In a landmark ruling of the Court of Justice of the European Union (CJEU) this morning, it has been held that the operators of physical marketplaces in the EU, in which third parties are selling counterfeit products, can be forced to put an end to infringements by traders and to put measures in place to prevent new infringements.
The case was originally brought by Tommy Hilfiger and others against the owners of a market in the Czech Republic. The CJEU held today that an operator which provides a service to third parties relating to the letting or subletting of pitches in a marketplace, and which thus offers the possibility to those third parties of selling counterfeit products in that marketplace, must be treated in the same way from an IP perspective as the operator of an online marketplace.

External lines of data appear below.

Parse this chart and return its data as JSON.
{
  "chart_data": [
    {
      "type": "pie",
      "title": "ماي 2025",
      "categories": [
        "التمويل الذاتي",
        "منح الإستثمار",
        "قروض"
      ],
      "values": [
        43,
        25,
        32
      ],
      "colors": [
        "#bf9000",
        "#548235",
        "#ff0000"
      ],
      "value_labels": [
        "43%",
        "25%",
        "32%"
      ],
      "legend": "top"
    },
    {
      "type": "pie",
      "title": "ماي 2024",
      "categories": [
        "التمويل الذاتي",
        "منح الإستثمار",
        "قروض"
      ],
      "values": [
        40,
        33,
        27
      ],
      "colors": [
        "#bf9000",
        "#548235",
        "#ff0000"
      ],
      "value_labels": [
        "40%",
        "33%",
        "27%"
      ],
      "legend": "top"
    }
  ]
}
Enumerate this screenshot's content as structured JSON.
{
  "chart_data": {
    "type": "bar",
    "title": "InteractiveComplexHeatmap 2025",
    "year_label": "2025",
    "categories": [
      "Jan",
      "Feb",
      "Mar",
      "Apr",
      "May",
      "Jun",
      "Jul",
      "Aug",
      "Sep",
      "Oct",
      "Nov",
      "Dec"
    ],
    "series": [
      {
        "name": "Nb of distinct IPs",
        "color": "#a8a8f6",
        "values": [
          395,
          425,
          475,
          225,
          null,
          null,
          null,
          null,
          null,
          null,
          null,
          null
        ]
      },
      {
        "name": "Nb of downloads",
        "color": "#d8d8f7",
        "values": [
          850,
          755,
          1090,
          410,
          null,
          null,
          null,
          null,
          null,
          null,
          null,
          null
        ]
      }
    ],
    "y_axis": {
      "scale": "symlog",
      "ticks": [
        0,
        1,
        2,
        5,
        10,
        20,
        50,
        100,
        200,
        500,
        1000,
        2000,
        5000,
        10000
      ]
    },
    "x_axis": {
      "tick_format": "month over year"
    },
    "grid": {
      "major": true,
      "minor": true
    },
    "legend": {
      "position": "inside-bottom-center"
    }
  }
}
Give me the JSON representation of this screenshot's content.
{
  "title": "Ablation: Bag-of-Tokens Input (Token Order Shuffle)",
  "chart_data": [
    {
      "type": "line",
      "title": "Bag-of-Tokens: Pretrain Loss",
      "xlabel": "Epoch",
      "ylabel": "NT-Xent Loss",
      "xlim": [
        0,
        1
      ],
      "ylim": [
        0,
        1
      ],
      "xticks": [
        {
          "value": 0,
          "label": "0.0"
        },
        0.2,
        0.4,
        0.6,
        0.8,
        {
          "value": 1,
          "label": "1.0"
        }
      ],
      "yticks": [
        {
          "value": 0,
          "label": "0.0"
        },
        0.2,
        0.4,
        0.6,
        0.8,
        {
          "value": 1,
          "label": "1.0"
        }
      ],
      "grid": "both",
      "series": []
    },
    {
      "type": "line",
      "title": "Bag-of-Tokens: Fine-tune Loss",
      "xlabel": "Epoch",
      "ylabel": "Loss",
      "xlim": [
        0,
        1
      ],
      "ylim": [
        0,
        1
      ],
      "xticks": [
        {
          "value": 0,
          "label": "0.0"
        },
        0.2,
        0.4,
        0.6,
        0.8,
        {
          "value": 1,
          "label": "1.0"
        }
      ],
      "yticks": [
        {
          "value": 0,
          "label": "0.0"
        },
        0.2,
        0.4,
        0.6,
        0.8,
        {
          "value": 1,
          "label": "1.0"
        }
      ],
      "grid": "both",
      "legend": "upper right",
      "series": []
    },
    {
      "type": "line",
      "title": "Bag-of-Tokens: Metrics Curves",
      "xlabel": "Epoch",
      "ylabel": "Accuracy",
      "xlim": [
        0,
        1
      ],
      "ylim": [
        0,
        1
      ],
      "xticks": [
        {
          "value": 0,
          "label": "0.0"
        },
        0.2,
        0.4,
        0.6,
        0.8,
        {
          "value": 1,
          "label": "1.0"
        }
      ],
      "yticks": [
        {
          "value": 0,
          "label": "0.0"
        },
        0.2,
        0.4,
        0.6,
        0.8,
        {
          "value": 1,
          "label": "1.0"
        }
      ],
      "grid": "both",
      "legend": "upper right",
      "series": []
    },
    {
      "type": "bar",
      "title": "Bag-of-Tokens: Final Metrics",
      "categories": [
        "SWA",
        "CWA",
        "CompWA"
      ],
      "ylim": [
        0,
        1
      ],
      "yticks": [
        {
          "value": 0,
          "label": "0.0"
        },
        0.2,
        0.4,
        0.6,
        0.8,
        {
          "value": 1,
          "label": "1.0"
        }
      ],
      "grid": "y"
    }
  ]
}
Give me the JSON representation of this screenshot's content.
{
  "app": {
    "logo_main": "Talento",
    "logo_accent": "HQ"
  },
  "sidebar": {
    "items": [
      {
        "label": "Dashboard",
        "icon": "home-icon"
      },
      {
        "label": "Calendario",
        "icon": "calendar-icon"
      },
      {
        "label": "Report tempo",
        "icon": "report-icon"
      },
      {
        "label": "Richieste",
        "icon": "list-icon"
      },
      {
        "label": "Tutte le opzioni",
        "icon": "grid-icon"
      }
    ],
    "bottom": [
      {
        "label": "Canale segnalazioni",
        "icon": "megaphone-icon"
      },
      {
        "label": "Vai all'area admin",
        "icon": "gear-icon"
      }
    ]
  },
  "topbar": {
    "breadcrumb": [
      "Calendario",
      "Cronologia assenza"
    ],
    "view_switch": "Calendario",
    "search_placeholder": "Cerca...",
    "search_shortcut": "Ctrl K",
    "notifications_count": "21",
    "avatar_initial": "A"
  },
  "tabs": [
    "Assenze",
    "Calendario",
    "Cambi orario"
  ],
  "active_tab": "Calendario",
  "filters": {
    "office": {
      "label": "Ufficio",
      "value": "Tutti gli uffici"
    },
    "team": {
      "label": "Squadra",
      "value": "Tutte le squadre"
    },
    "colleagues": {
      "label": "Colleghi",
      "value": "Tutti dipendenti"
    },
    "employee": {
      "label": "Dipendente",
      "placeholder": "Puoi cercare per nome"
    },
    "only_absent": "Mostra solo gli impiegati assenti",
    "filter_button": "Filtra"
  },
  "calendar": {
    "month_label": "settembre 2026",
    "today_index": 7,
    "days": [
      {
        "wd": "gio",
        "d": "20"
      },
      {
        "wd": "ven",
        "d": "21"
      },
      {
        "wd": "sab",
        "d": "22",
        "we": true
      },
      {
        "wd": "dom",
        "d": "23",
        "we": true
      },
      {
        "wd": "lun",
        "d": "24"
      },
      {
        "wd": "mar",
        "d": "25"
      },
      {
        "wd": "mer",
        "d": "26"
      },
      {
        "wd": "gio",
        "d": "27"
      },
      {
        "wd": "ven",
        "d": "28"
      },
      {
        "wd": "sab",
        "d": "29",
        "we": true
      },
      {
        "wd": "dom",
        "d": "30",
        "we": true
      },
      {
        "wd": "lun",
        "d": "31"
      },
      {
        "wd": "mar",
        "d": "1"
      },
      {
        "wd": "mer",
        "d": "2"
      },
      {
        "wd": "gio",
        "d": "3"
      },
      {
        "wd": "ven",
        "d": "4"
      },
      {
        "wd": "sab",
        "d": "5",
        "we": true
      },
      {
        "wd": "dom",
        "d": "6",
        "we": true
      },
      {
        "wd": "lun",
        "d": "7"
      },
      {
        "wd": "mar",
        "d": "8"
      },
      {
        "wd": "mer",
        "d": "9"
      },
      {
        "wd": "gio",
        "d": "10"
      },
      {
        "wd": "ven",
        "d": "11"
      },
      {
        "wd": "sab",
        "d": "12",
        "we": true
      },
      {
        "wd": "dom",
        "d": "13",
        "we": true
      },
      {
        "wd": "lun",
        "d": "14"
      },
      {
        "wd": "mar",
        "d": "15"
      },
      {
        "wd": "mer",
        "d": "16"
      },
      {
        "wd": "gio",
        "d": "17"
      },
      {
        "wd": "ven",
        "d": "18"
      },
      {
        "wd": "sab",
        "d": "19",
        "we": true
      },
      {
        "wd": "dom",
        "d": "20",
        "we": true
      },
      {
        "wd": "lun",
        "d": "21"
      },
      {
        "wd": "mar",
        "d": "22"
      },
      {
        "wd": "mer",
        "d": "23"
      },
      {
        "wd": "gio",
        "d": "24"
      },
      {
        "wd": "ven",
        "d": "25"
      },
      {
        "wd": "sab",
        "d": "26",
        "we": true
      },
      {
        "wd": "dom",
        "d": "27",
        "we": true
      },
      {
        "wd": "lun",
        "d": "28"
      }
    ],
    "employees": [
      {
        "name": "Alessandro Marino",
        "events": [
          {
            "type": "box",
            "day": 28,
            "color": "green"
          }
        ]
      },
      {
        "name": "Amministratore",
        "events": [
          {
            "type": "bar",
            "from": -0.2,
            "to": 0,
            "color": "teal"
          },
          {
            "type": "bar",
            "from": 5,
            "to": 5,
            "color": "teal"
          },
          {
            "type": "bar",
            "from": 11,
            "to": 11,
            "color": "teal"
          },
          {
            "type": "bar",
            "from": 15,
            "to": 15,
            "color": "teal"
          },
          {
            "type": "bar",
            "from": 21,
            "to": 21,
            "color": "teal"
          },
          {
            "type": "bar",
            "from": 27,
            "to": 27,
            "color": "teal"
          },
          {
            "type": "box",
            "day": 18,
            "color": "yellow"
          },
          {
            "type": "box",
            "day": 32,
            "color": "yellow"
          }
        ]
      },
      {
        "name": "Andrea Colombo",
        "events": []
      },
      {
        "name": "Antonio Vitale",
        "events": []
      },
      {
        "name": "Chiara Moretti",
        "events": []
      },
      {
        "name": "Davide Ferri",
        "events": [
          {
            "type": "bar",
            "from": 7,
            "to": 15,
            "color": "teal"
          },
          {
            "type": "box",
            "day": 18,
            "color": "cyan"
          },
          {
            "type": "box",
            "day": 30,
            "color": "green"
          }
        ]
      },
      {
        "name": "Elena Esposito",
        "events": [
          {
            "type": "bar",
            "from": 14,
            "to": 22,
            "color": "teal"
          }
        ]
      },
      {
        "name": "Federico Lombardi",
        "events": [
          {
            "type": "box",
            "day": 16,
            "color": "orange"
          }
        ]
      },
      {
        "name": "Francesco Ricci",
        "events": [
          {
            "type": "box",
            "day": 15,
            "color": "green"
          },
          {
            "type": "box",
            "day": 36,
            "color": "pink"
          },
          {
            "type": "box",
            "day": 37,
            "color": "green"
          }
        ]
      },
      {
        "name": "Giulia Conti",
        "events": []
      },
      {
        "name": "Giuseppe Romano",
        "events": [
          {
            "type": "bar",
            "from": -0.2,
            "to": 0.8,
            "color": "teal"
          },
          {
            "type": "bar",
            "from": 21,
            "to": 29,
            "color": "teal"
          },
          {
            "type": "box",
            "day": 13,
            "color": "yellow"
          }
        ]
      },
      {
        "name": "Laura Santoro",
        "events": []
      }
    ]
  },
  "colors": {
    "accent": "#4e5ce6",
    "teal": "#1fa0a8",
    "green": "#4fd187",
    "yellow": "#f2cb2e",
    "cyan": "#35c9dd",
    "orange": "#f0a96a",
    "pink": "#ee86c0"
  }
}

This judgment is great news for IP right holders in the EU who find themselves spending considerable sums chasing individual physical retailers selling counterfeit goods often on a small scale from physical marketplaces. It is of course necessary for rights holders to prevent these sales, but in many cases it can be difficult to identify and track down the person or entity behind the retailer. Also, in most cases the action does not lead to the source of the counterfeiting, and there is almost always a net cost to taking the action. If rights holders can in future target the owners of the locations of places where these retailers operate and have them be responsible for taking the action locally, then this relatively low level enforcement activity by the IP owners is likely to become quicker, less expensive and more cost effective. It will also be likely to have a longer lasting impact in the context of activities in the location itself.
For the owners of the marketplaces it appears that there are some protections to ensure that what they are required to do is not too unreasonable. In its press release today the CJEU made it clear that any injunctions against the owners of physical marketplaces must be equitable and proportionate. They must not therefore be excessively expensive and must not create barriers to legitimate trade. Nor can the marketplace owner be required to exercise general and permanent oversight over its customers. The CJEU did make it clear though that the marketplace owner may nevertheless be forced to take measures which contribute to avoiding continuing infringements of the same nature by the same market-trader.